I relativi posti di ruolo sono indicati nelle tabelle A, B (prospetto 2), D (prospetti 2 e 3) E, annesse al presente decreto, firmate, d'ordine del Presidente della Repubblica, dal Ministro per la pubblica istruzione e da quello per il tesoro.
Art. 4
#Comma 1
Sono trasformati:
a) l'Istituto tecnico industriale per "costruttori aeronautici" di Benevento, istituito col regio decreto 4 luglio 1941, n. 1073, in Istituto tecnico industriale governativo per "meccanici elettricisti";
b) la Scuola tecnica industriale governativa per "falegnami ebanisti" di Giulianova, riordinata col regio decreto 24 luglio 1938, n. 1742, in Scuola tecnica industriale governativa per "meccanici".
I posti di ruolo dell'Istituto e della Scuola suddetti sono indicati, rispettivamente, nei prospetti 1 e 4 della tabella D di cui al precedente art. 1.
Art. 5
#Comma 1
Sono soppressi:
a) la Scuola tecnica agraria di Caluso, riordinata col regio decreto 31 agosto 1933, n. 1968;
b) la Scuola tecnica commerciale governativa di San Gimignano, istituita col regio decreto 16 ottobre 1940, n. 1973;
c) la Scuola tecnica industriale governativa di Covidale del Friuli, riordinata col regio decreto 17 maggio 1937, n. 1052;
d) la Scuola tecnica industriale annessa all'Istituto tecnico industriale governativo di Monza, istituita con decreto Presidenziale 6 novembre 1948, n. 1684;
e) l'indirizzo specializzato per "costruttori aeronautici" presso l'Istituto tecnico industriale governativo di Fermo; sono di conseguenza soppressi i posti istituiti, per detto indirizzo specializzato, col decreto luogotenenziale 27 ottobre 1945, n. 926;
f) l'indirizzo specializzato per "costruttori aeronautici" presso l'Istituto tecnico industriale governativo di Reggio Emilia; sono di conseguenza soppressi i posti istituiti, per detto indirizzo specializzato, col decreto luogotenenziale 12 aprile 1946, n. 627.
Art. 6
#Comma 1
Alle istituzioni e statizzazioni di cui ai precedenti articoli 1, 2 e 3 (lettere a), b), d), e), f), g), h), i), e alle trasformazioni di cui all'art. 4, si applicano le norme stabilite dagli articoli 7 e 8 del regio decreto-legge 21 settembre 1938, n. 2038.

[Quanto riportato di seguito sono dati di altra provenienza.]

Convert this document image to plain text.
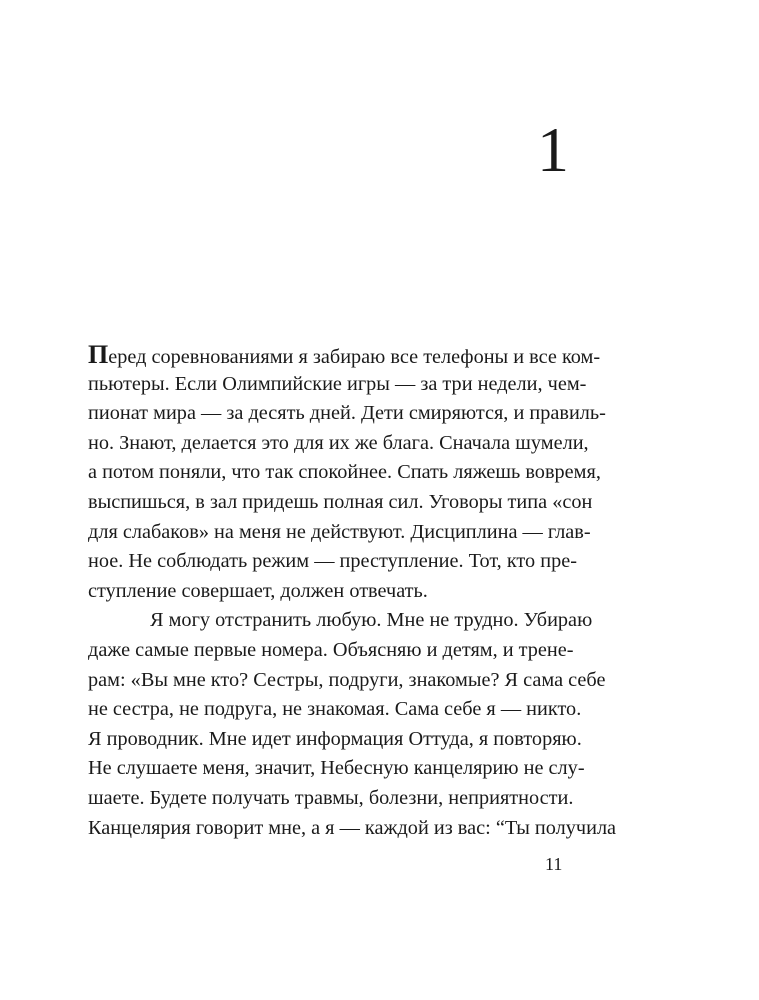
1
Перед соревнованиями я забираю все телефоны и все ком-
пьютеры. Если Олимпийские игры — за три недели, чем-
пионат мира — за десять дней. Дети смиряются, и правиль-
но. Знают, делается это для их же блага. Сначала шумели,
а потом поняли, что так спокойнее. Спать ляжешь вовремя,
выспишься, в зал придешь полная сил. Уговоры типа «сон
для слабаков» на меня не действуют. Дисциплина — глав-
ное. Не соблюдать режим — преступление. Тот, кто пре-
ступление совершает, должен отвечать.
Я могу отстранить любую. Мне не трудно. Убираю
даже самые первые номера. Объясняю и детям, и трене-
рам: «Вы мне кто? Сестры, подруги, знакомые? Я сама себе
не сестра, не подруга, не знакомая. Сама себе я — никто.
Я проводник. Мне идет информация Оттуда, я повторяю.
Не слушаете меня, значит, Небесную канцелярию не слу-
шаете. Будете получать травмы, болезни, неприятности.
Канцелярия говорит мне, а я — каждой из вас: “Ты получила
11
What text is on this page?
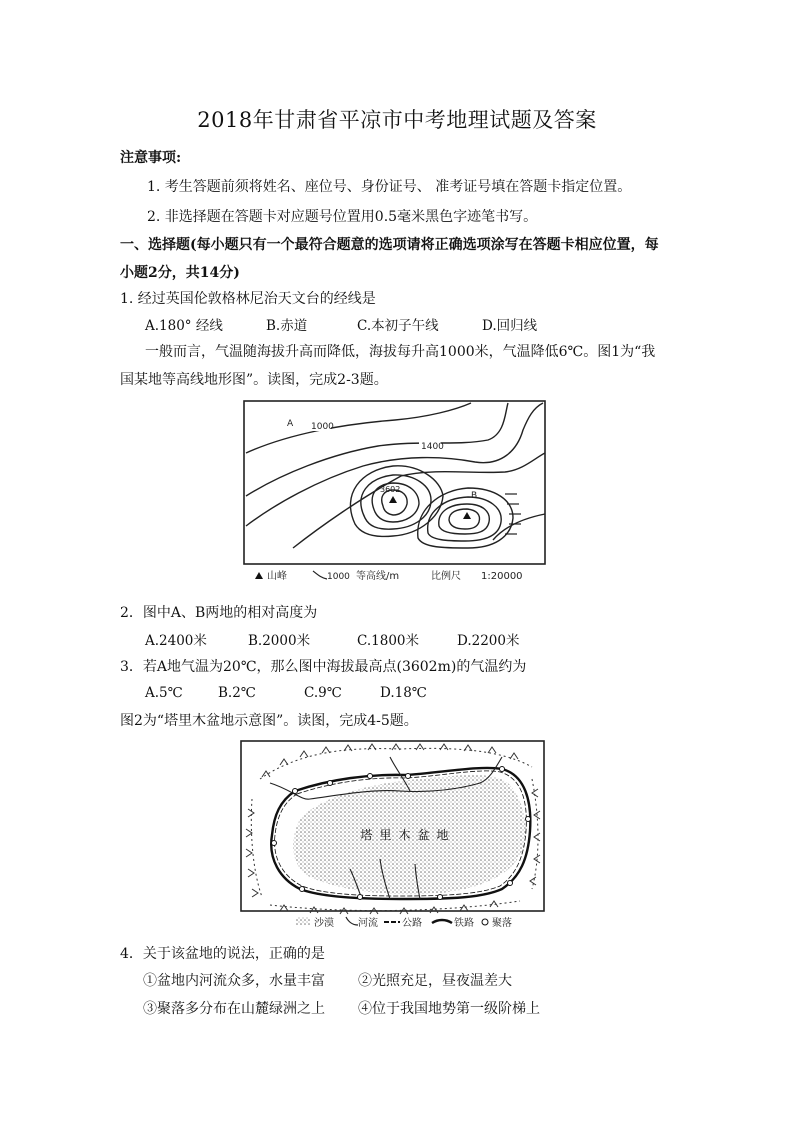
2018年甘肃省平凉市中考地理试题及答案
注意事项:
1. 考生答题前须将姓名、座位号、身份证号、 准考证号填在答题卡指定位置。
2. 非选择题在答题卡对应题号位置用0.5毫米黑色字迹笔书写。
一、选择题(每小题只有一个最符合题意的选项请将正确选项涂写在答题卡相应位置，每
小题2分，共14分)
1. 经过英国伦敦格林尼治天文台的经线是
A.180° 经线	B.赤道	C.本初子午线	D.回归线
一般而言，气温随海拔升高而降低，海拔每升高1000米，气温降低6℃。图1为“我
国某地等高线地形图”。读图，完成2-3题。
1000
1400
3602
A
B
山峰	1000 等高线/m	比例尺 1:20000
2．图中A、B两地的相对高度为
A.2400米	B.2000米	C.1800米	D.2200米
3．若A地气温为20℃，那么图中海拔最高点(3602m)的气温约为
A.5℃	B.2℃	C.9℃	D.18℃
图2为“塔里木盆地示意图”。读图，完成4-5题。
塔里木盆地
沙漠 河流 公路	铁路 聚落
4．关于该盆地的说法，正确的是
①盆地内河流众多，水量丰富 ②光照充足，昼夜温差大
③聚落多分布在山麓绿洲之上 ④位于我国地势第一级阶梯上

Il contributo a carico dello Stato per le scuole di cui ai precedenti articoli 1, 2 e 3 (lettere a), b), d), e), f), g), h), i), e 4 sono stabiliti nella misura indicata nella tabella F, annessa al presente decreto e firmata, d'ordine del Presidente della Repubblica, dal Ministro per la pubblica istruzione e da quello per il tesoro.
Art. 7
#Comma 1
Le istituzioni, statizzazioni, trasformazioni e soppressioni previste nei precedenti articoli 1, 2, 3, 4 e 5 hanno effetto a decorrere dal 1 ottobre 1947.